Few urban areas are taking the necessary steps to protect their residents -- billions of people around the globe -- from such likely events as heat waves and rising seas, according to research to appear in Current Opinion in Environmental Sustainability and European Planning Studies.
They are also failing to cut their own emissions of climate-warming greenhouse gases, the study found.
"Climate change is a deeply local issue and poses profound threats to the growing cities of the world," study author Patricia Romero Lankao, a sociologist specializing in climate change and urban development, said in a statement.
Because half of Earth's population is in cities, scientists like Romero Lankao are focusing on the potential climate change impacts in these areas.
The mere fact that they are cities, with densely packed construction, places their populations at greater risk from natural disasters, including those expected to be made worse by climate change.
Storm surges can inundate heavily populated coastal areas and heat waves can warm up paved cities more than surrounding areas, Romero Lankao found. And these events can be amplified in an urban environment.
500 CITIES WITH A MILLION OR MORE
In cities, prolonged hot weather can exacerbate existing levels of air pollution, causing health problems. Poorer urban neighborhoods that lack reliable sanitation, drinking water or roads are at increased risk, according to Romero Lankao, of the U.S. National Center for Atmospheric Research.
The number of city-dwellers worldwide has quadrupled since 1950, the study found, projecting that by 2020, more than 500 urban areas will have a million residents or more.

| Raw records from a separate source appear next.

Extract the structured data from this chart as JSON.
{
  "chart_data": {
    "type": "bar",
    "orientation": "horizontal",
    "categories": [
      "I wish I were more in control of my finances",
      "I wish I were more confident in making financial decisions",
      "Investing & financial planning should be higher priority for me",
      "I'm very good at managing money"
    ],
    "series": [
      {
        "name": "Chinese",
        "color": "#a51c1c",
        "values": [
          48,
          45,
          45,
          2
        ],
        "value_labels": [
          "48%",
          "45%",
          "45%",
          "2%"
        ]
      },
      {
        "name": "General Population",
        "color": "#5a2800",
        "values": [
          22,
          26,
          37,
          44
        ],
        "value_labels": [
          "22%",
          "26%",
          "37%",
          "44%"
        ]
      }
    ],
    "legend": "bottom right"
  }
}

But urban leaders are largely failing to prepare for coming natural disasters that could affect their people, including building public transport that would cut greenhouse emissions, Romero Lankao said.

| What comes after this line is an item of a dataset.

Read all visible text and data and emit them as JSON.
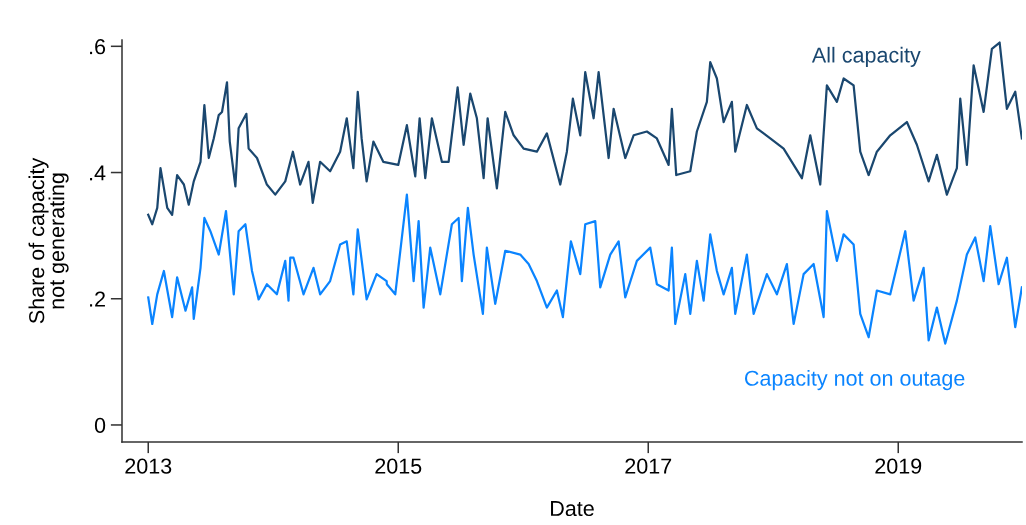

"Cities can have an enormous influence on emissions by focusing on mass transit systems and energy efficient structures," she said. "But local leaders face pressures to build more roads and relax regulations that could reduce energy use."
She noted that some cities' efforts to cut emissions are part of a larger push to ease traffic and other problems. She cited central London's Congestion Charging Zone, which aims to encourage more use of public transit, as one example. In Latin America, Curitiba, Brazil, and Bogota, Colombia, are integrating new development with mass transit systems.
Romero Lankao's study was conducted in association with the United Nations Human Settlements Program and funded by the U.S. National Science Foundation.